Jamaica post office launches initiative aimed to help prevent dog bite attacks against postal workers following release of USPS rankings report

USPS Safety Specialist Giovanni Ortiz hands a flier with dog bite prevention tips to a customer at the Jamaica Main Post Office event that aims to reduce dog bite incidents.
Photo courtesy of USPS

As part of the United States Postal Service (USPS) National Dog Bite Awareness Week campaign, the Jamaica Main Post Office is educating customers on the importance of dog bite prevention. Last year, the neighborhood had four incidents of postal employees being bitten by dogs. 

On Wednesday, June 7, USPS Safety Specialist Giovanni Ortiz distributed fliers with dog bite prevention tips to customers at the post office, located at 88-40 164th St. 

A customer told Giovanni that while he had never been bitten by a dog, he was chased by one as a teen.

“I really appreciate what you are doing here,” the man told Ortiz.

More than 5,300 USPS employees were attacked by dogs while delivering the mail last year. According to a report released by the USPS on June 1, New York City ranked third place in the list of Top 10 Dog Bites, with 239 dog attacks in 2021 and 321 dog attacks in 2022. 

Photo courtesy of USPS

In areas with more than one dog bite, the Bronx (eight) Jamaica (four) and Manhattan (four) take top spots for dog bites, followed by Brooklyn (three) Flushing (three) and Rockaway Park (three). 

Aggressive dog behavior is a common safety concern USPS employees face. To keep its workers safe, the organization is providing important information on how dog owners can be good stewards for safe mail delivery as part of its annual National Dog Bite Awareness Week public service campaign.

The USPS launched its campaign on Sunday, June 4, and will run through Saturday, June 10. This year’s theme is “Even good dogs have bad days.” The USPS is encouraging people to spread the word of the campaign using the hashtag #dogbiteawareness. 

“When letter carriers deliver mail in our communities, dogs that are not secured or leashed can become a nemesis and unpredictable and attack,” said Leeann Theriault, USPS employee safety and health awareness manager. “Help us deliver your mail safely by keeping your dog secure and out of the way before your carrier arrives.” 

According to the USPS, many attacks reported by letter carriers came from dogs whose owners regularly stated, “My dog won’t bite.” The USPS says securing your dog before the carrier approaches your property will minimize any potentially dangerous situations. 

The USPS is suggesting pet owners keep their dogs inside the house or behind a fence, away from the door or in another room, or on a leash. Pet owners should also remind children not to take mail directly from a letter carrier as the dog may view the carrier as a threat to the child. 

Letter carriers are trained to observe an area where they know dogs may be present. According to the USPS, letter carriers are taught to be alert for potentially dangerous conditions and to respect a dog’s territory. 
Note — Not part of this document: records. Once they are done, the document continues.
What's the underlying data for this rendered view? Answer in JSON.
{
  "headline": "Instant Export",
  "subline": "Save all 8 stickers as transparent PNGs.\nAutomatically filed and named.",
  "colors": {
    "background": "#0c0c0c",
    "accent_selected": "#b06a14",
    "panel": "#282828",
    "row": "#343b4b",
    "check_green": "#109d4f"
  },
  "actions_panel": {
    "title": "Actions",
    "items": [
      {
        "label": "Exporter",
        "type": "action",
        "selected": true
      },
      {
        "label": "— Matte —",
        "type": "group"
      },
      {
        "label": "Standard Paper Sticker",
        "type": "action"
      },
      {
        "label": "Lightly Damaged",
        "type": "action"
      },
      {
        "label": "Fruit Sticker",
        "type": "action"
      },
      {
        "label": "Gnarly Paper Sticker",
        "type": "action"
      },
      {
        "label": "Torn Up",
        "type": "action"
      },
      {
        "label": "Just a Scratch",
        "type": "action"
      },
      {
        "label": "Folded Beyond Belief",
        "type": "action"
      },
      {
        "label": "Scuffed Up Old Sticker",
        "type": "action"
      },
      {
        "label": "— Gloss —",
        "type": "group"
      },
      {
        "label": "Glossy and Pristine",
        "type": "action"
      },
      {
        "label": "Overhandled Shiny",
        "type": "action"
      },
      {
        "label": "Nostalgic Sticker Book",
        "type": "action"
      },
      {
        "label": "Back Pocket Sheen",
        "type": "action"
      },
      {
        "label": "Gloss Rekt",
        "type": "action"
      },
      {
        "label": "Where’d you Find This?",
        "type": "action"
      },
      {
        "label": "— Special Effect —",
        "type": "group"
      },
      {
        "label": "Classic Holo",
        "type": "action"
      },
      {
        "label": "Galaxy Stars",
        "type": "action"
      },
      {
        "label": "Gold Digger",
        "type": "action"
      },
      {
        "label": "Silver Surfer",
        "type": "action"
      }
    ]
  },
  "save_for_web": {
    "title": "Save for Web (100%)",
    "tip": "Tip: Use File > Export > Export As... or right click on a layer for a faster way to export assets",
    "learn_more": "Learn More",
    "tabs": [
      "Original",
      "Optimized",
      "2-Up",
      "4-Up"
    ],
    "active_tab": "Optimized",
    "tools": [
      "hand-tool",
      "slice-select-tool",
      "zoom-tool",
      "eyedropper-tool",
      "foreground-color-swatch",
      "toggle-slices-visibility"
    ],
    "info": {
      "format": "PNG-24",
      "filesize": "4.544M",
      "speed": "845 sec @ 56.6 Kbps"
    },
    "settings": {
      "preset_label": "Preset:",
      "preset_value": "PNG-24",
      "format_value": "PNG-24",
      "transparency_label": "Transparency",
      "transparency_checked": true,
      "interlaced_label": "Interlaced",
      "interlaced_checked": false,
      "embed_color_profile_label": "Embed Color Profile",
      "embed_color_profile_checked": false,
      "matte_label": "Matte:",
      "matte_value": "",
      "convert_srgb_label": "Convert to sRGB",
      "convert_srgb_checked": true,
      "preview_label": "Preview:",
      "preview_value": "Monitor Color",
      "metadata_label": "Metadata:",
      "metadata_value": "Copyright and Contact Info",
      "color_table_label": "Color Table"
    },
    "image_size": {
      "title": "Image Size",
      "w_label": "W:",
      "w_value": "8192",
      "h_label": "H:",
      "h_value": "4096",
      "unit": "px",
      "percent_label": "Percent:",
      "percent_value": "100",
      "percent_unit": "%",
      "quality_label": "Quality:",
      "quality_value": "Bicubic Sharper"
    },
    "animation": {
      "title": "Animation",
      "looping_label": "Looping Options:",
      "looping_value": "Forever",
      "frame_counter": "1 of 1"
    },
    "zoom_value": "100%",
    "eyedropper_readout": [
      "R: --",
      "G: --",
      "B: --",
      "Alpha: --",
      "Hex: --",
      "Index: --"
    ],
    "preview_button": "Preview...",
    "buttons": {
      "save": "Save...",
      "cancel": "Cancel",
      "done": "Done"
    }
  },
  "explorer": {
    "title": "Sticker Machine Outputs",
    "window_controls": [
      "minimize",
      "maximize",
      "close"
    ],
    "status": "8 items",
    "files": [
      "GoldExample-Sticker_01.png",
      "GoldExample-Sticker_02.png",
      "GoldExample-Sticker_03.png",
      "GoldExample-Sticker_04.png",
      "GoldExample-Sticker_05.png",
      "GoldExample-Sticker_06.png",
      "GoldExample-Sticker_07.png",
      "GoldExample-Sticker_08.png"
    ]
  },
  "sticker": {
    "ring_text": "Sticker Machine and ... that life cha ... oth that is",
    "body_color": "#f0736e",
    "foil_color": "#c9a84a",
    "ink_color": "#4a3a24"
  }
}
If a dog attacks, carriers are also trained to stand their ground and protect their body by placing something between them and the dog — such as a mail satchel — and to use dog repellent, if necessary.

Even though postal officials ask customers to control their dogs, bites still happen and may result in injuries to carriers and costly medical expenses for dog owners. The USPS is asking pet owners to heed the above best practices to help stop bites and protect mail carriers.